Dorothee Haas participated in a most remarkable event which I witnessed last November in Ceasarea. Together with a group of friends I had been invited to meet some men and women from Germany, members of the March of Life movement.
We were shown to the terrace of a charming villa in the town built by Herod where we were greeted by a colorful buffet of dairy canapés. The pleasant ambience extended to the garden where we were seated for a presentation.
The extraordinary nature of the presentation became clear with an introduction from the leader of the movement, Jobst Bittner: “Every one of us here is a descendant of a Nazi who was involved in the Holocaust,” he declared in German. “Every one of us grew up unaware of this… a veil of silence has covered our past. We are here to break the veil of silence!” he concluded.
One by one the youthful, attractive German women and men stepped forward and divulged the secret of their individual pasts – the horrific deeds of their grandfathers and great-grandfathers, providing exact details of the atrocities they had committed, culminating in a heart-breaking crescendo of tearful atonement.
Dorothee Haas’s whole being trembled with convulsions as she related: “My name is Dorothee Haas and I’m 47 years old. My grandfather was part of the Wehrmacht in the Second World War. He lived in a small East Prussian village named Drughenen. At the end of January 1945, some concentration camps attached to Stutthof were closed and 5,000 Jewish Poles and Jewish Hungarians, most of them women and girls, were forced on a death march 50 km to Palmnicken on the coast,” she sobbed.

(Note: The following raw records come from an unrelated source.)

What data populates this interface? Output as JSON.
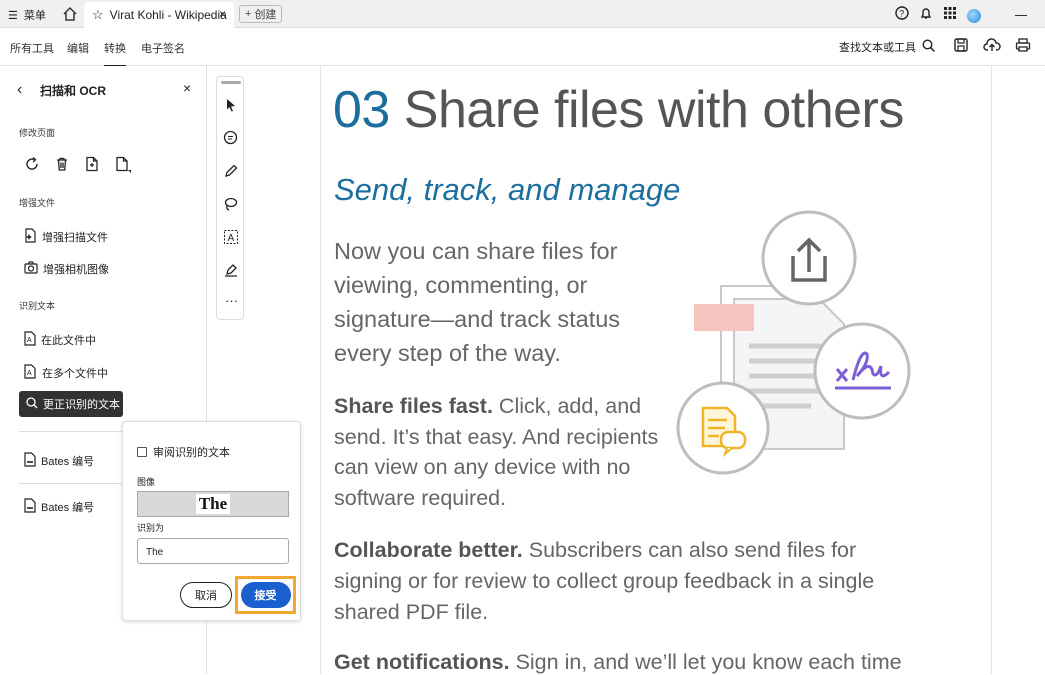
{
  "tabbar": {
    "menu_label": "菜单",
    "tab_title": "Virat Kohli - Wikipedia",
    "new_tab_label": "创建"
  },
  "toolbar": {
    "items": [
      "所有工具",
      "编辑",
      "转换",
      "电子签名"
    ],
    "find_label": "查找文本或工具"
  },
  "panel": {
    "title": "扫描和 OCR",
    "sections": {
      "modify": "修改页面",
      "enhance": "增强文件",
      "recognize": "识别文本"
    },
    "enhance_items": [
      "增强扫描文件",
      "增强相机图像"
    ],
    "recognize_items": [
      "在此文件中",
      "在多个文件中"
    ],
    "fix_label": "更正识别的文本",
    "bates": [
      "Bates 编号",
      "Bates 编号"
    ]
  },
  "popup": {
    "checkbox_label": "审阅识别的文本",
    "image_label": "图像",
    "image_word": "The",
    "recognized_label": "识别为",
    "recognized_value": "The",
    "cancel": "取消",
    "accept": "接受"
  },
  "document": {
    "number": "03",
    "heading": "Share files with others",
    "subheading": "Send, track, and manage",
    "intro": [
      "Now you can share files for",
      "viewing, commenting, or",
      "signature—and track status",
      "every step of the way."
    ],
    "p1_bold": "Share files fast.",
    "p1_lines": [
      " Click, add, and",
      "send. It’s that easy. And recipients",
      "can view on any device with no",
      "software required."
    ],
    "p2_bold": "Collaborate better.",
    "p2_lines": [
      " Subscribers can also send files for",
      "signing or for review to collect group feedback in a single",
      "shared PDF file."
    ],
    "p3_bold": "Get notifications.",
    "p3_line": " Sign in, and we’ll let you know each time",
    "colors": {
      "accent": "#1b6e9e",
      "signature": "#7b5fd6",
      "sticky": "#f0b429",
      "pink": "#f6c3c0",
      "accept_button": "#1a5fd0",
      "highlight": "#f0a830"
    }
  }
}
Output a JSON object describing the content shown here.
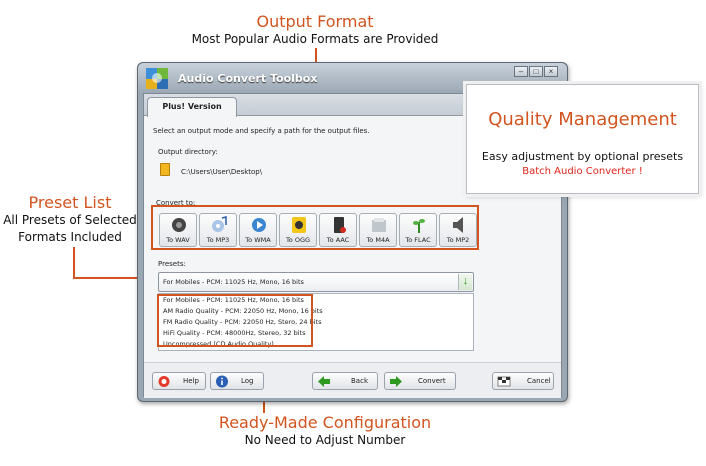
{
  "callouts": {
    "output_format": {
      "title": "Output Format",
      "subtitle": "Most Popular Audio Formats are Provided"
    },
    "preset_list": {
      "title": "Preset List",
      "line1": "All Presets of Selected",
      "line2": "Formats Included"
    },
    "ready_made": {
      "title": "Ready-Made Configuration",
      "subtitle": "No Need to Adjust Number"
    },
    "quality": {
      "title": "Quality Management",
      "subtitle": "Easy adjustment by optional presets",
      "tagline": "Batch Audio Converter !"
    }
  },
  "colors": {
    "accent": "#d2541f",
    "tagline": "#e0241b"
  },
  "window": {
    "title": "Audio Convert Toolbox",
    "tab": "Plus! Version",
    "instruction": "Select an output mode and specify a path for the output files.",
    "output_dir_label": "Output directory:",
    "output_dir_value": "C:\\Users\\User\\Desktop\\",
    "convert_to_label": "Convert to:",
    "formats": [
      {
        "label": "To WAV",
        "icon": "speaker-disc-icon"
      },
      {
        "label": "To MP3",
        "icon": "cd-music-note-icon"
      },
      {
        "label": "To WMA",
        "icon": "media-player-icon"
      },
      {
        "label": "To OGG",
        "icon": "yellow-speaker-icon"
      },
      {
        "label": "To AAC",
        "icon": "aac-device-icon"
      },
      {
        "label": "To M4A",
        "icon": "m4a-box-icon"
      },
      {
        "label": "To FLAC",
        "icon": "flac-plant-icon"
      },
      {
        "label": "To MP2",
        "icon": "loudspeaker-icon"
      }
    ],
    "presets_label": "Presets:",
    "preset_selected": "For Mobiles - PCM: 11025 Hz, Mono, 16 bits",
    "preset_options": [
      "For Mobiles - PCM: 11025 Hz, Mono, 16 bits",
      "AM Radio Quality - PCM: 22050 Hz, Mono, 16 bits",
      "FM Radio Quality - PCM: 22050 Hz, Stero, 24 bits",
      "HiFi Quality - PCM: 48000Hz, Stereo, 32 bits",
      "Uncompressed (CD Audio Quality)"
    ],
    "buttons": {
      "help": "Help",
      "log": "Log",
      "back": "Back",
      "convert": "Convert",
      "cancel": "Cancel"
    }
  }
}
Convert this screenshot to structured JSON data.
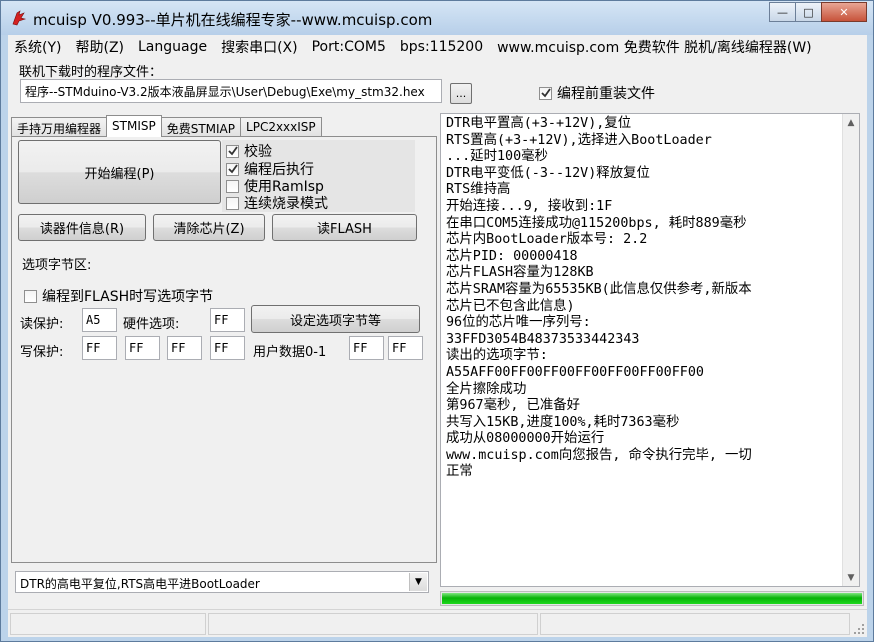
{
  "window": {
    "title": "mcuisp V0.993--单片机在线编程专家--www.mcuisp.com",
    "minimize_glyph": "—",
    "maximize_glyph": "□",
    "close_glyph": "✕",
    "icon": "app-logo-icon"
  },
  "menu": {
    "items": [
      "系统(Y)",
      "帮助(Z)",
      "Language",
      "搜索串口(X)",
      "Port:COM5",
      "bps:115200",
      "www.mcuisp.com 免费软件 脱机/离线编程器(W)"
    ]
  },
  "file": {
    "label": "联机下载时的程序文件：",
    "path": "程序--STMduino-V3.2版本液晶屏显示\\User\\Debug\\Exe\\my_stm32.hex",
    "browse_label": "...",
    "reload_label": "编程前重装文件",
    "reload_checked": true
  },
  "tabs": [
    {
      "label": "手持万用编程器",
      "active": false
    },
    {
      "label": "STMISP",
      "active": true
    },
    {
      "label": "免费STMIAP",
      "active": false
    },
    {
      "label": "LPC2xxxISP",
      "active": false
    }
  ],
  "panel": {
    "start_button": "开始编程(P)",
    "options": [
      {
        "label": "校验",
        "checked": true
      },
      {
        "label": "编程后执行",
        "checked": true
      },
      {
        "label": "使用RamIsp",
        "checked": false
      },
      {
        "label": "连续烧录模式",
        "checked": false
      }
    ],
    "read_info_button": "读器件信息(R)",
    "erase_button": "清除芯片(Z)",
    "read_flash_button": "读FLASH",
    "option_section_label": "选项字节区:",
    "write_opt_to_flash_label": "编程到FLASH时写选项字节",
    "read_protect_label": "读保护:",
    "read_protect_value": "A5",
    "hw_option_label": "硬件选项:",
    "hw_option_value": "FF",
    "set_option_button": "设定选项字节等",
    "write_protect_label": "写保护:",
    "write_protect_values": [
      "FF",
      "FF",
      "FF",
      "FF"
    ],
    "user_data_label": "用户数据0-1",
    "user_data_values": [
      "FF",
      "FF"
    ]
  },
  "combo": {
    "selected": "DTR的高电平复位,RTS高电平进BootLoader"
  },
  "log": {
    "lines": [
      "DTR电平置高(+3-+12V),复位",
      "RTS置高(+3-+12V),选择进入BootLoader",
      "...延时100毫秒",
      "DTR电平变低(-3--12V)释放复位",
      "RTS维持高",
      "开始连接...9, 接收到:1F",
      "在串口COM5连接成功@115200bps, 耗时889毫秒",
      "芯片内BootLoader版本号: 2.2",
      "芯片PID: 00000418",
      "芯片FLASH容量为128KB",
      "芯片SRAM容量为65535KB(此信息仅供参考,新版本",
      "芯片已不包含此信息)",
      "96位的芯片唯一序列号:",
      "33FFD3054B48373533442343",
      "读出的选项字节:",
      "A55AFF00FF00FF00FF00FF00FF00FF00",
      "全片擦除成功",
      "第967毫秒, 已准备好",
      "共写入15KB,进度100%,耗时7363毫秒",
      "成功从08000000开始运行",
      "www.mcuisp.com向您报告, 命令执行完毕, 一切",
      "正常"
    ]
  },
  "progress": {
    "percent": 100,
    "color": "#07b307"
  },
  "colors": {
    "window_frame": "#bcd3ea",
    "client_bg": "#f0f0f0",
    "progress": "#07b307"
  }
}
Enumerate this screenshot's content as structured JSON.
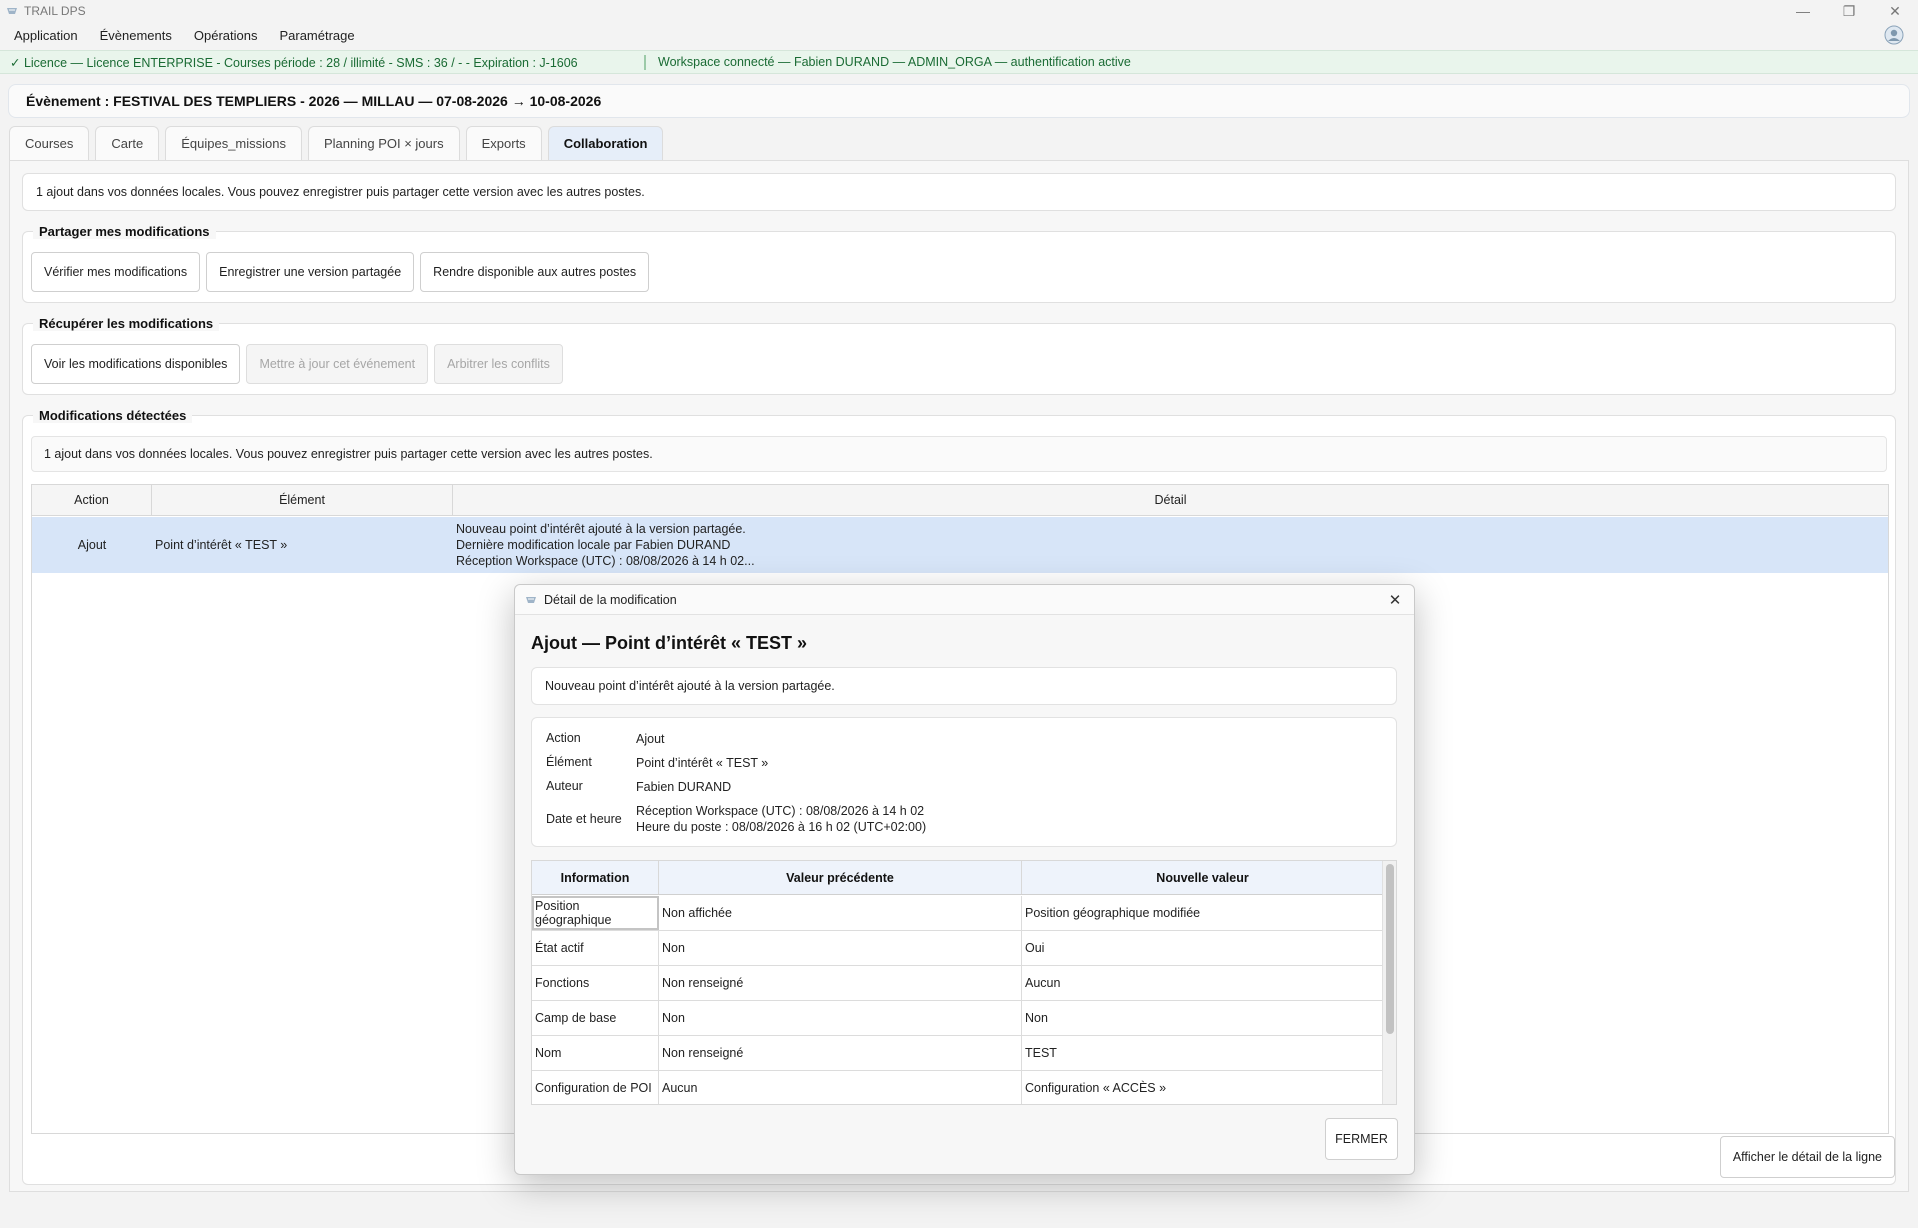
{
  "window": {
    "title": "TRAIL DPS",
    "minimize": "—",
    "maximize": "❐",
    "close": "✕"
  },
  "menu": [
    "Application",
    "Évènements",
    "Opérations",
    "Paramétrage"
  ],
  "licence": {
    "text": "✓ Licence — Licence ENTERPRISE - Courses période : 28 / illimité - SMS : 36 / - - Expiration : J-1606",
    "workspace": "Workspace connecté — Fabien DURAND — ADMIN_ORGA — authentification active"
  },
  "event": {
    "title": "Évènement : FESTIVAL DES TEMPLIERS - 2026 — MILLAU — 07-08-2026 → 10-08-2026"
  },
  "tabs": [
    "Courses",
    "Carte",
    "Équipes_missions",
    "Planning POI × jours",
    "Exports",
    "Collaboration"
  ],
  "active_tab": "Collaboration",
  "collab": {
    "info": "1 ajout dans vos données locales. Vous pouvez enregistrer puis partager cette version avec les autres postes.",
    "share": {
      "title": "Partager mes modifications",
      "buttons": [
        "Vérifier mes modifications",
        "Enregistrer une version partagée",
        "Rendre disponible aux autres postes"
      ]
    },
    "fetch": {
      "title": "Récupérer les modifications",
      "buttons": [
        "Voir les modifications disponibles",
        "Mettre à jour cet événement",
        "Arbitrer les conflits"
      ]
    },
    "detected": {
      "title": "Modifications détectées",
      "info": "1 ajout dans vos données locales. Vous pouvez enregistrer puis partager cette version avec les autres postes.",
      "columns": [
        "Action",
        "Élément",
        "Détail"
      ],
      "rows": [
        {
          "action": "Ajout",
          "element": "Point d’intérêt « TEST »",
          "detail": [
            "Nouveau point d’intérêt ajouté à la version partagée.",
            "Dernière modification locale par Fabien DURAND",
            "Réception Workspace (UTC) : 08/08/2026 à 14 h 02..."
          ]
        }
      ]
    },
    "show_detail_button": "Afficher le détail de la ligne"
  },
  "modal": {
    "window_title": "Détail de la modification",
    "heading": "Ajout — Point d’intérêt « TEST »",
    "summary": "Nouveau point d’intérêt ajouté à la version partagée.",
    "meta": {
      "action_label": "Action",
      "action_value": "Ajout",
      "element_label": "Élément",
      "element_value": "Point d’intérêt « TEST »",
      "author_label": "Auteur",
      "author_value": "Fabien DURAND",
      "datetime_label": "Date et heure",
      "datetime_line1": "Réception Workspace (UTC) : 08/08/2026 à 14 h 02",
      "datetime_line2": "Heure du poste : 08/08/2026 à 16 h 02 (UTC+02:00)"
    },
    "table": {
      "columns": [
        "Information",
        "Valeur précédente",
        "Nouvelle valeur"
      ],
      "rows": [
        [
          "Position géographique",
          "Non affichée",
          "Position géographique modifiée"
        ],
        [
          "État actif",
          "Non",
          "Oui"
        ],
        [
          "Fonctions",
          "Non renseigné",
          "Aucun"
        ],
        [
          "Camp de base",
          "Non",
          "Non"
        ],
        [
          "Nom",
          "Non renseigné",
          "TEST"
        ],
        [
          "Configuration de POI",
          "Aucun",
          "Configuration « ACCÈS »"
        ]
      ]
    },
    "close_button": "FERMER"
  }
}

“2,000 died along the way, their bodies laid on the road the whole way to the coast. They passed the village of my grandparents… all the inhabitants of the village saw them. After staying a few days in a factory building in Palmnicken, the SS forced the 3,000 Jewish captives into the freezing Baltic Sea and shot them… My grandfather was part of it. He never talked about this massacre,” she cried.
Taking a deep breath, she went on: “Several years ago in our church, we dealt with the history of the Holocaust. I only knew historical facts; nothing about my own family. So I did some research and asked some relatives. My grand-aunt told me about the massacre, based on what she had heard from my grandfather. But she trivialized what happened. When I found out the true facts, I was shocked and ashamed. So many times my family talked about their own terrible flight/escape from East Prussia, but they never talked about the cruel massacre in their neighborhood and that my grandfather was a part of it.”
After a pause, she continued: “Because of the history of my own family, I became a part of the March of Life movement. I must break the veil of silence at a time of increasing anti-Semitism, and will stand with Israel! It is a privilege for me to have many Jewish friends in spite of the family’s history!”
As she stepped off the stage, I approached her, and we embraced. She held me in her arms and said, “I’m so happy! You’re Jewish and you’re Israeli, and you are my friend!”
“And I am a Holocaust survivor,” I said simply but to her my statement came as an enormous shock.
“A Holocaust survivor and you forgive me?” Dorothee cried.
“What you and your movement do for Israel is cause enough to forgive,” I replied, referring to the information I gathered doing research on the activities of March of Life, advocating for Israel throughout the world.